20 | Mutlu Aile Tablosu

Start from the beginning
                                    

Gözlerini sıkıca yumdu ve derin bir nefes aldı.  

"Leon bitti başkası başladı anasını satayım. Ulan adam evlendi evlendi!"

Gülmemek için kendimi zor tutarken abartılı bir şekilde gözlerimi devirdim. "Olabilir! Evlenmiş ve üstüne bir de çocuk yapmış olması onu kıskanmama engel değil."

Aslında teknik olarak, çocuğu evlenmeden önce yapmıştı. Hain.

"Kimin yeğeni be! Milli maçlar başlasın bir gün birlikte izlemeye gideriz," dedi Deran amcam göz kırparak.

Sevinçle el çırptım. "Ay olur olur, gideriz." 

Olur olur yeriz.

"Yok, gidemezsiniz. Gidemezler, değil mi baba?" Yekta bakışlarını Kenan beye çevirdiğinde, Kenan bey başını iki yana salladı.

"Sana ne lan," dedi tek kaşını havaya kaldırarak. "Kızım isterse tabi gidebilir. Sana mı soracak?"

"Sapla be abim!" Deran amcam coşkulu bir sesle yükseldiğinde, Yekta öldürücü bakışlarını ona yöneltti bu kez.

"Amcacım," dedi bastıra bastıra. "Dikkat et yarın bir gün sana da saplanmasın."

Amcam, yalancı bir şaşkınlıkla ona baktı ve "hih" diyerek ellerini ağzına kapattı. 

"Babam," dedi dedeme hitaben. "Duydun mu babam? Bana saplamalı maplamalı konuştu. Vur onu, öldür onu Yusufi."

"İkinizi birden vuracağım şimdi. Ayrıca, torunum istesin evinden aldırıp getirtirim o topçuyu."

Dedeme adeta gözlerimden kalpler fışkırarak baktığımda bana kocaman gülümsedi. 

İnsanın değer görmesi ve sevildiğini hissedebilmesi, tarifi olmayan bir mutluluk uyandırıyordu.

Gittikçe bu eve, aileye alışıyordum ve bu iyi miydi, bilmiyordum.

Ortamdaki gerginlik dağılmışken ve hepimizin yüzünü hafif birer tebessüm kaplamışken zilin sesi tekrar doldurdu kulaklarımızı fakat bu kez gelenlerden neredeyse emindik.

"Bu sefer de Beran amcamlar değilse şuraya bayılırım." Tamay homurdandığında gülmeden edemedim. 

Ayaklandığımızda, annem bizden önce davranarak kapıyı açmaya gitti.

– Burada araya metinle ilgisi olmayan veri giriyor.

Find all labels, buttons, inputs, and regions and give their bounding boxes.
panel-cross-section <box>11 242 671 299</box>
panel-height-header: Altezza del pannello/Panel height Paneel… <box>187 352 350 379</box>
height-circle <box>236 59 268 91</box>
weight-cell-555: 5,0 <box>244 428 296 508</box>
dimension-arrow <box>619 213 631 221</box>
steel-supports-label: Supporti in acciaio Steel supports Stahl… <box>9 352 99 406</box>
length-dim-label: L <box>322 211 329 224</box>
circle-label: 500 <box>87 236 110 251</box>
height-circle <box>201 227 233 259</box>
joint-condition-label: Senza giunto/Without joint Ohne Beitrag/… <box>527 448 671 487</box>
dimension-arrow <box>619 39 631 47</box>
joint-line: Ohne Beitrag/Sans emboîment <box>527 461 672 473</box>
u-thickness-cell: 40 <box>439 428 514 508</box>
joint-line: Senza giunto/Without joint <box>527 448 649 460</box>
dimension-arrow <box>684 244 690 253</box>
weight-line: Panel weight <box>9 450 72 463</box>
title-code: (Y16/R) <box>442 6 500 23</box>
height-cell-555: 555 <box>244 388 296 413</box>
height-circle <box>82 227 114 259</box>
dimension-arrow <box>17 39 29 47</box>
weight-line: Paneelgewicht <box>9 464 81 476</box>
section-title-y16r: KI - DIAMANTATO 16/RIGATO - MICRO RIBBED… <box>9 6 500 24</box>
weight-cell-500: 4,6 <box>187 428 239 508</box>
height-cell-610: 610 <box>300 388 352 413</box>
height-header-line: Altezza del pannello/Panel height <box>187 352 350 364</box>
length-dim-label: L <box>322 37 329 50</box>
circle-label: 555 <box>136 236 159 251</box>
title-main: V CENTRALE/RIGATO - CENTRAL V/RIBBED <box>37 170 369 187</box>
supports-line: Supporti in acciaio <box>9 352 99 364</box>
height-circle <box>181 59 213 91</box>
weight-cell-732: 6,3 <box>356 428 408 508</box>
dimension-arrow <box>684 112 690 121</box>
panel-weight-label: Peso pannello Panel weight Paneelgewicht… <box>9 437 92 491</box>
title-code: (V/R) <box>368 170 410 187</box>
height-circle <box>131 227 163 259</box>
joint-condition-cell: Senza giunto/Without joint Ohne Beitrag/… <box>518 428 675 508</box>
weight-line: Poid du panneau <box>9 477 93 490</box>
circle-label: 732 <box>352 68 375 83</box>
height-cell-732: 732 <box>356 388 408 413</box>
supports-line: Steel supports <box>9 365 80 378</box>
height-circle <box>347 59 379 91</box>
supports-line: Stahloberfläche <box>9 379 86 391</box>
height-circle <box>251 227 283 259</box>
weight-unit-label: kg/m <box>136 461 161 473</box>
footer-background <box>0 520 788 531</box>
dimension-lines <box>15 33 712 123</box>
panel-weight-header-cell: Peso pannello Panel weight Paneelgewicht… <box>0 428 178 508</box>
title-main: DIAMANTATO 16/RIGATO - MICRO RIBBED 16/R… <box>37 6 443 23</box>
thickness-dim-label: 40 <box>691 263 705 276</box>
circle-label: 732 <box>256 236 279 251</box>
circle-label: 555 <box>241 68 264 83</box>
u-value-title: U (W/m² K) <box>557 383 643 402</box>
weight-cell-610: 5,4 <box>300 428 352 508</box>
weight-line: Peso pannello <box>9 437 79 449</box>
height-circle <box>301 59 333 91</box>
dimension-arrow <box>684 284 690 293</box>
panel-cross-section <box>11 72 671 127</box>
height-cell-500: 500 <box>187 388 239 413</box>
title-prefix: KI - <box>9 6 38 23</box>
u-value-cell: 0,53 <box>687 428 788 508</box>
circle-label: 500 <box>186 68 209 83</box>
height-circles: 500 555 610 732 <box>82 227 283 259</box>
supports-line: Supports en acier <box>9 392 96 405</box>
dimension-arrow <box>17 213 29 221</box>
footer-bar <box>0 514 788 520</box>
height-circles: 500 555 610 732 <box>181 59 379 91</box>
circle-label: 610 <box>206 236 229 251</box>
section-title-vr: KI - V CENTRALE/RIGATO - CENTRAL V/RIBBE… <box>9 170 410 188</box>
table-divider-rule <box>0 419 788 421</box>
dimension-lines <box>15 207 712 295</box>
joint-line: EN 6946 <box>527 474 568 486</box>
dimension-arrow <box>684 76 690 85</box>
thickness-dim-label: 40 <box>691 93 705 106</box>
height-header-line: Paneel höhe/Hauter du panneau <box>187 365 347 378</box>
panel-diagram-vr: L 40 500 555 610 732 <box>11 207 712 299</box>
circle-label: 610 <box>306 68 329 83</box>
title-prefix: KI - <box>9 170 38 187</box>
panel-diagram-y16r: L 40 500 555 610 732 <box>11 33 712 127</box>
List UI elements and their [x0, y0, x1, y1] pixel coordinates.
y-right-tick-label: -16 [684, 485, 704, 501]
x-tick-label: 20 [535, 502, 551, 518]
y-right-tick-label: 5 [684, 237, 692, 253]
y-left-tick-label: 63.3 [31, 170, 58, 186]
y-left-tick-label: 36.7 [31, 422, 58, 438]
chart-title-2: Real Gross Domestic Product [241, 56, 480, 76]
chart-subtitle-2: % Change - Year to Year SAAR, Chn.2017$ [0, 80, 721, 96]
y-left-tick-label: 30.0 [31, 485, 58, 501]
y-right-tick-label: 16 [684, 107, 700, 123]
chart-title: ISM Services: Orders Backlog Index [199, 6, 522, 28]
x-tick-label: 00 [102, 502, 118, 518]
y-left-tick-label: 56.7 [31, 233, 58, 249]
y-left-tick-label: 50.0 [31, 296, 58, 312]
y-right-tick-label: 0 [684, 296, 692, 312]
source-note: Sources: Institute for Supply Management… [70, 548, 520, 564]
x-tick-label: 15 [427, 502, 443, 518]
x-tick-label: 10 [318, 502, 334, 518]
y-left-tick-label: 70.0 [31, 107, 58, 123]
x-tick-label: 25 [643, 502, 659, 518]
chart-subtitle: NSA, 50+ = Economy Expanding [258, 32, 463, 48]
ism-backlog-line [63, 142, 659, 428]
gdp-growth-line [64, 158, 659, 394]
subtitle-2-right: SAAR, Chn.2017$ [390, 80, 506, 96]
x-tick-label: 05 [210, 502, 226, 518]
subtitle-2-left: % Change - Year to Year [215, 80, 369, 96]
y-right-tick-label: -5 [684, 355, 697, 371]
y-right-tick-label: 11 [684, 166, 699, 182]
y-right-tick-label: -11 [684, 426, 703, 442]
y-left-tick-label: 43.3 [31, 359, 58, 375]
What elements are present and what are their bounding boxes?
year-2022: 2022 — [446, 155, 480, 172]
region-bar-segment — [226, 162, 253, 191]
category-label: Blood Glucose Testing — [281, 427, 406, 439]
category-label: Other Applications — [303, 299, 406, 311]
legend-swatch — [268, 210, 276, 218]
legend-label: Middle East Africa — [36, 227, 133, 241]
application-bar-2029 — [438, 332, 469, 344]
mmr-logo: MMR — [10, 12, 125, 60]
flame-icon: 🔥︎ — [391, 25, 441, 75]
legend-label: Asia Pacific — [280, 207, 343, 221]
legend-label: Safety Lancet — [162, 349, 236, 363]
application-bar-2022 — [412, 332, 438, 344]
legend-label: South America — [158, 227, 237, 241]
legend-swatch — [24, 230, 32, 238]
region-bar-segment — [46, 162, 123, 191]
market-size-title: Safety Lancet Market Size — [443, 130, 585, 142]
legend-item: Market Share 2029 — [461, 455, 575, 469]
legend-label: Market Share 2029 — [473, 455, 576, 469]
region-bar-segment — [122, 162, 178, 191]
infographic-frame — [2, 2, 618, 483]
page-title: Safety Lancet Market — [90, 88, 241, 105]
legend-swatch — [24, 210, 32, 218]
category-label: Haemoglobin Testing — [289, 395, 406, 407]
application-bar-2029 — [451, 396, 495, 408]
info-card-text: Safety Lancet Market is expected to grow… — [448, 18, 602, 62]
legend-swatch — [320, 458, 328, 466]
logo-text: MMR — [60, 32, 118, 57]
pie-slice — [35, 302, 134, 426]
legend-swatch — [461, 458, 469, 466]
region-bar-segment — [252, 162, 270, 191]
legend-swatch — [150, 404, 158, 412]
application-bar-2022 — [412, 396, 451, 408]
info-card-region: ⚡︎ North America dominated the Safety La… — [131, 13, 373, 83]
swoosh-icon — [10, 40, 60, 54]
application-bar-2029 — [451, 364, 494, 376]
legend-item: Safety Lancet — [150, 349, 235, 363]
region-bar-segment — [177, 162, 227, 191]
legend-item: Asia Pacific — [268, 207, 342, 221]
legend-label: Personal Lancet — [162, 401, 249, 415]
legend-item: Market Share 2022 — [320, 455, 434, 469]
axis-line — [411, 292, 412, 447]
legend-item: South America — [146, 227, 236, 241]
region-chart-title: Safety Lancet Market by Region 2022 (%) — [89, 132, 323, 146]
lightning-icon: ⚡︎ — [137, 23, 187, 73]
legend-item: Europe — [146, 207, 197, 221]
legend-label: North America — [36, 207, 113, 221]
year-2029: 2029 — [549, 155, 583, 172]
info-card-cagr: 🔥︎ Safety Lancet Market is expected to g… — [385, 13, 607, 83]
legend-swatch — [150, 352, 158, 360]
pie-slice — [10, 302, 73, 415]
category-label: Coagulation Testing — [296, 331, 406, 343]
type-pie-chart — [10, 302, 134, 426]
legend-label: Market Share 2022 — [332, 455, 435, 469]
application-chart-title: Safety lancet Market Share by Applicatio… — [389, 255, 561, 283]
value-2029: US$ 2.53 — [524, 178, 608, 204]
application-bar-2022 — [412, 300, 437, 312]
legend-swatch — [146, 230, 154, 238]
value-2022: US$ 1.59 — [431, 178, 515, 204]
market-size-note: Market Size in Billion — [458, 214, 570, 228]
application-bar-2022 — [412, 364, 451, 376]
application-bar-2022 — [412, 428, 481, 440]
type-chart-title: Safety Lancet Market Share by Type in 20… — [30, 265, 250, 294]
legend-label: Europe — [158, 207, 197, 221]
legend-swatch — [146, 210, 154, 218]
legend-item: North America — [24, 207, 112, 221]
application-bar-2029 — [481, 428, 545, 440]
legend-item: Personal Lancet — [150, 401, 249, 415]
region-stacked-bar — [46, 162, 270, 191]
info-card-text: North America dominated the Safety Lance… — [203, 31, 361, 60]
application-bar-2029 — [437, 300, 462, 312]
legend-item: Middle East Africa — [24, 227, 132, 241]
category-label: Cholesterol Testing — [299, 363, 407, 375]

Bir kaç sevinç nidası ve Fatih'in telefondan aşina olduğum sesiyle, gelenlerden kesinkes emin olmuştuk. 

"Nerede? Yeni kuzenim nerede yenge?"

Heyecanlı bağırtısı bize kadar ulaşırken, Caner abim hemen önüme geçti ve beni arkasına sakladı. Anlamsız bakışlarım sırtını bulduğunda, başını hafifçe bana çevirdi. 

"Bu Fatih seni yer güzelliğim, sessiz ol, abin seni koruyacak."

Başımı iki yana sallayarak arkasından çıktım. "Ben korurum kendimi çakma süperman, hiç merak etme."

"Emin misin?" dediğinde tam cevap verecektim ki, salonda beliren bedenlerle susmak zorunda kaldım.

"Amanın!" diye bağırdı Fatih, bakışları benimle buluştuğunda.

Uzun boyluydu, bebeksi ama yakışıklı bir yüzü vardı. Uzun sayılabilecek saçlarını yana yatırmıştı. Üzerinde deri, kürklü bir ceket ve açık renk mom jean vardı. Ceketin içine giydiği balıkçı yaka kazakla ve kolyesiyle, gerçekten karizmatik görünüyordu.

Koşa koşa yanıma geldi ve önümde durarak beni baştan aşağı süzdü tıpkı benim ona yaptığım gibi.

"Lan bu ne? Bu öküzlerin, bu dağ ayılarının," derken parmağını abi tayfasında gezdirmişti. "Nasıl bu güzellikte bir kardeşi olabilir? Kız sen ne güzel bir şeysin maşallah sana nas felâk."